9. Genaue Erklärungen

Wenn Sie sich mit Ihrem Kunden einig werden sollten, dann ist es wichtig, dass Sie den Lösungsweg nicht nur vorschlagen, sondern auch erklären, was nun passiert. Was muss ihr Kunde beachten. Wie lang dauert eine Rückerstattung. Welche Zahlungen sind erstattungsfähig oder können nur Gutscheine ausgestellt werden? Informieren Sie den Kunden auch, dass längere Bearbeitungen nach sich ziehen, dass der Kunde noch einmal eine Meldung erhält, wenn der Vorgang abgeschlossen ist.

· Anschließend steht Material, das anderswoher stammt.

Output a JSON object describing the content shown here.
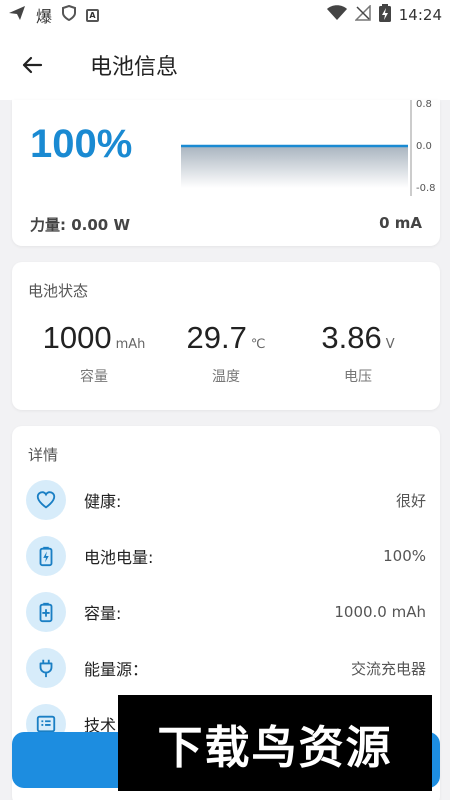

10. Immer nach weiteren Bedürfnissen fragen!

Auch wenn die eigentliche Problematik abgehandelt ist, sollten Sie Ihren Kunden nach weiteren Bedürfnissen fragen. So signalisieren Sie ihm, dass er immer noch ein hohes Interesse für Sie darstellt.

Egal, ob dieser Prozess schriftlich oder am Telefon abgehandelt wird. Sie sollten zum Schluss immer auf eine freundliche Verabschiedung achten und Ihrem Kunden nochmals für die Anregungen danken, die er durch sein Anliegen beigetragen hat.

So können Sie sicherstellen, dass Ihr Kunde sich aufgehoben fühlt.